Another consideration would be durability. What type of traffic would be going through the lab? Would heavy equipment be moved across it regularly, or heavy carts and/or refrigeration units? If so, porcelain tile and vinyl may not be the best choices. While they are very durable in a home atmosphere, they may not hold up as well in the laboratory environment. Stone, marble, poured cement, and rubber would be the better options in regard to durability and heavy use that a laboratory floor might get.
Price may be another consideration, especially if the lab is a larger. Marble is durable and waterproof, but it's a high-end product with a higher price tag. Marble flooring is really known for it's beauty and decorative properties which aren't usually the priorities in a lab environment. Stone also is a bit on the pricier side and needs to be sealed to render it effective against stains and damage. Poured concrete may also need to be sealed for protection, but has no need for grout, so stains and damage can be kept to a minimum.

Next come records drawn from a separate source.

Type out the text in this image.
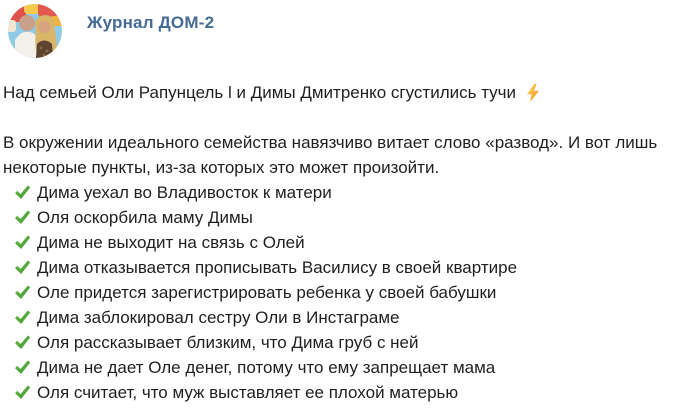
Журнал ДОМ-2
Над семьей Оли Рапунцель l и Димы Дмитренко сгустились тучи
В окружении идеального семейства навязчиво витает слово «развод». И вот лишь некоторые пункты, из-за которых это может произойти.
Дима уехал во Владивосток к матери
Оля оскорбила маму Димы
Дима не выходит на связь с Олей
Дима отказывается прописывать Василису в своей квартире
Оле придется зарегистрировать ребенка у своей бабушки
Дима заблокировал сестру Оли в Инстаграме
Оля рассказывает близким, что Дима груб с ней
Дима не дает Оле денег, потому что ему запрещает мама
Оля считает, что муж выставляет ее плохой матерью
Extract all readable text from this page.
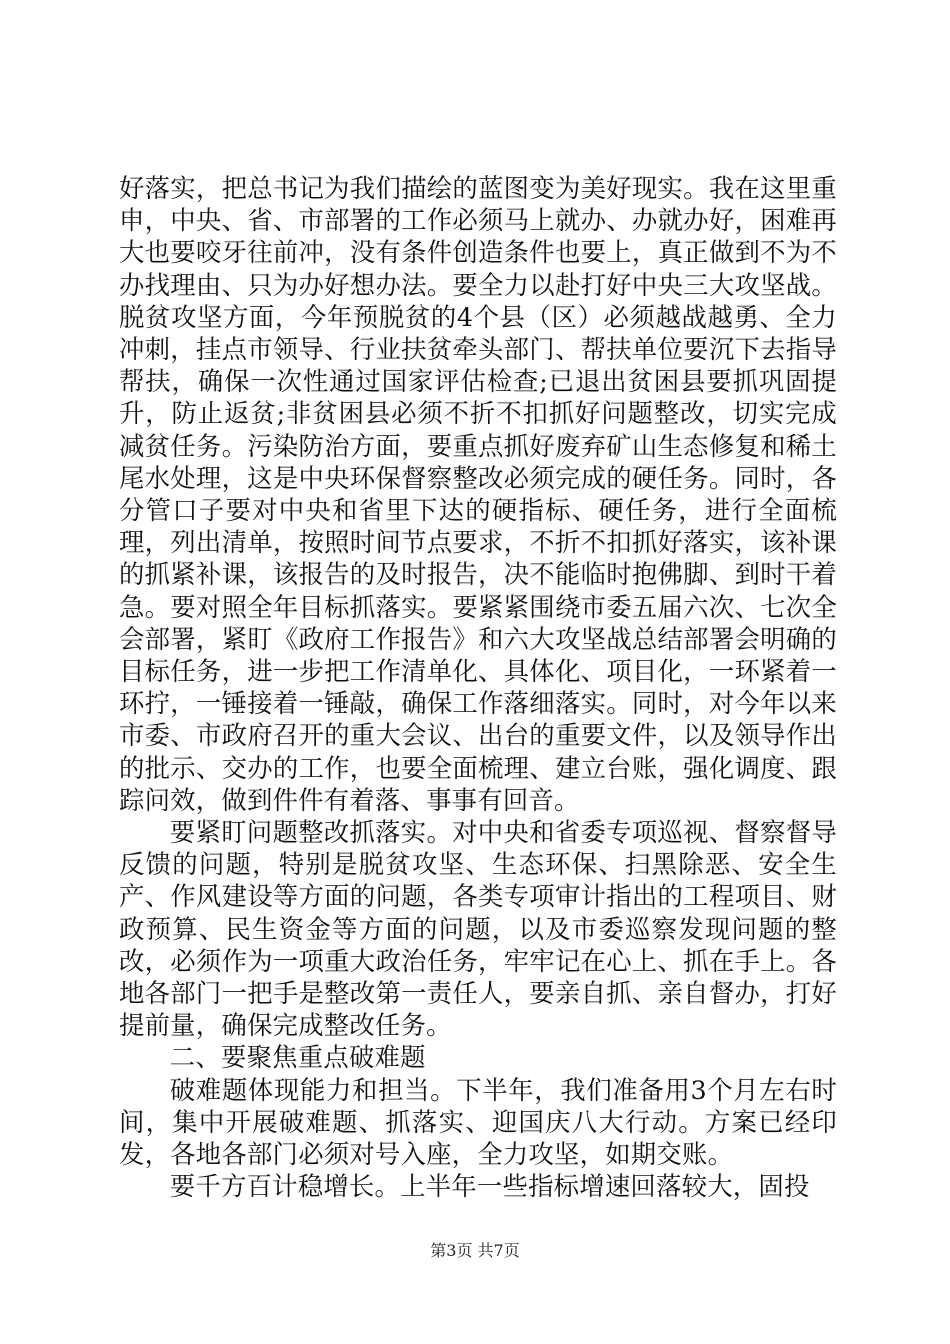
好落实，把总书记为我们描绘的蓝图变为美好现实。我在这里重申，中央、省、市部署的工作必须马上就办、办就办好，困难再大也要咬牙往前冲，没有条件创造条件也要上，真正做到不为不办找理由、只为办好想办法。要全力以赴打好中央三大攻坚战。脱贫攻坚方面，今年预脱贫的4个县（区）必须越战越勇、全力冲刺，挂点市领导、行业扶贫牵头部门、帮扶单位要沉下去指导帮扶，确保一次性通过国家评估检查;已退出贫困县要抓巩固提升，防止返贫;非贫困县必须不折不扣抓好问题整改，切实完成减贫任务。污染防治方面，要重点抓好废弃矿山生态修复和稀土尾水处理，这是中央环保督察整改必须完成的硬任务。同时，各分管口子要对中央和省里下达的硬指标、硬任务，进行全面梳理，列出清单，按照时间节点要求，不折不扣抓好落实，该补课的抓紧补课，该报告的及时报告，决不能临时抱佛脚、到时干着急。要对照全年目标抓落实。要紧紧围绕市委五届六次、七次全会部署，紧盯《政府工作报告》和六大攻坚战总结部署会明确的目标任务，进一步把工作清单化、具体化、项目化，一环紧着一环拧，一锤接着一锤敲，确保工作落细落实。同时，对今年以来市委、市政府召开的重大会议、出台的重要文件，以及领导作出的批示、交办的工作，也要全面梳理、建立台账，强化调度、跟踪问效，做到件件有着落、事事有回音。

要紧盯问题整改抓落实。对中央和省委专项巡视、督察督导反馈的问题，特别是脱贫攻坚、生态环保、扫黑除恶、安全生产、作风建设等方面的问题，各类专项审计指出的工程项目、财政预算、民生资金等方面的问题，以及市委巡察发现问题的整改，必须作为一项重大政治任务，牢牢记在心上、抓在手上。各地各部门一把手是整改第一责任人，要亲自抓、亲自督办，打好提前量，确保完成整改任务。

二、要聚焦重点破难题

破难题体现能力和担当。下半年，我们准备用3个月左右时间，集中开展破难题、抓落实、迎国庆八大行动。方案已经印发，各地各部门必须对号入座，全力攻坚，如期交账。

要千方百计稳增长。上半年一些指标增速回落较大，固投

第3页 共7页
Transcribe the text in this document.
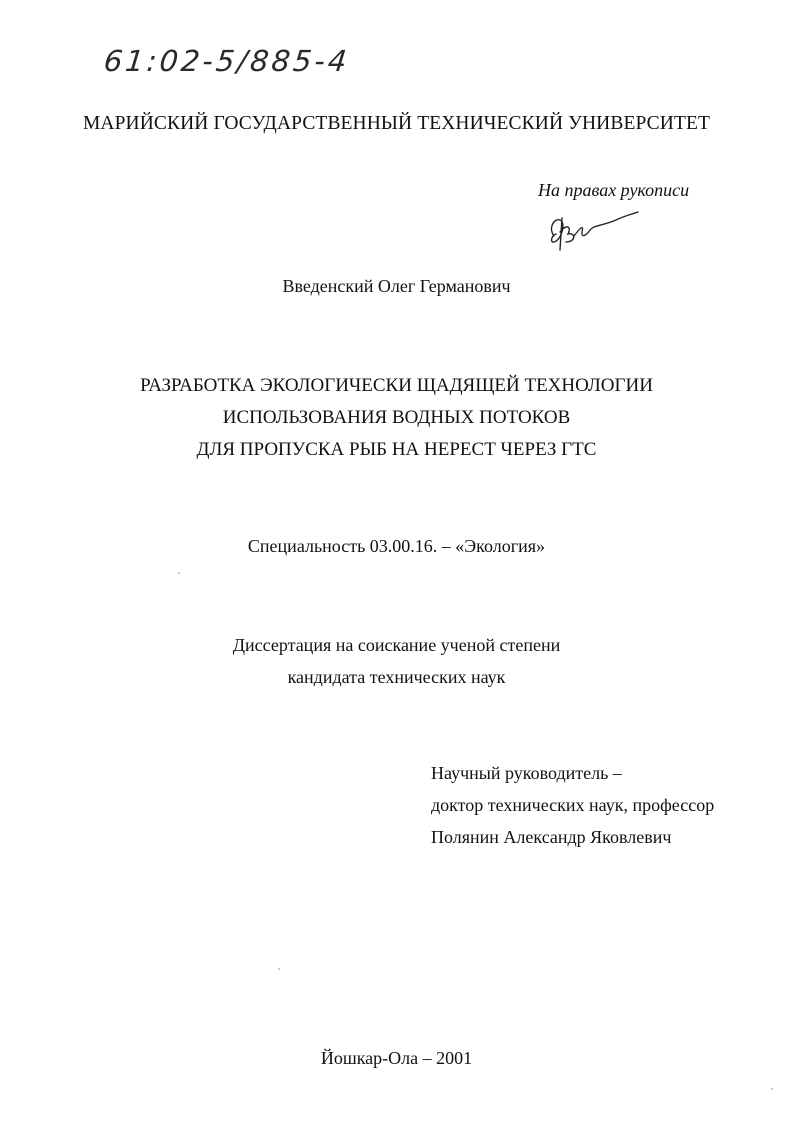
61:02-5/885-4
МАРИЙСКИЙ ГОСУДАРСТВЕННЫЙ ТЕХНИЧЕСКИЙ УНИВЕРСИТЕТ
На правах рукописи
Введенский Олег Германович
РАЗРАБОТКА ЭКОЛОГИЧЕСКИ ЩАДЯЩЕЙ ТЕХНОЛОГИИ
ИСПОЛЬЗОВАНИЯ ВОДНЫХ ПОТОКОВ
ДЛЯ ПРОПУСКА РЫБ НА НЕРЕСТ ЧЕРЕЗ ГТС
Специальность 03.00.16. – «Экология»
Диссертация на соискание ученой степени
кандидата технических наук
Научный руководитель –
доктор технических наук, профессор
Полянин Александр Яковлевич
Йошкар-Ола – 2001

Ideally, for the best durability, ease of cleaning, and cost-effectiveness, poured cement would be the best option, with rubber flooring installed in areas that may need more traction, electrical grounding, or support for those standing for longer periods of time. Cement can be easily poured and installed, is waterproof in case of spills, can be installed with drains for easy clean-up, can hold up to just about any machinery or equipment, and can be a subfloor for other types of flooring if necessary, such as the rubber flooring mentioned above. It's also quite cost-effective and should last many years if properly installed and treated.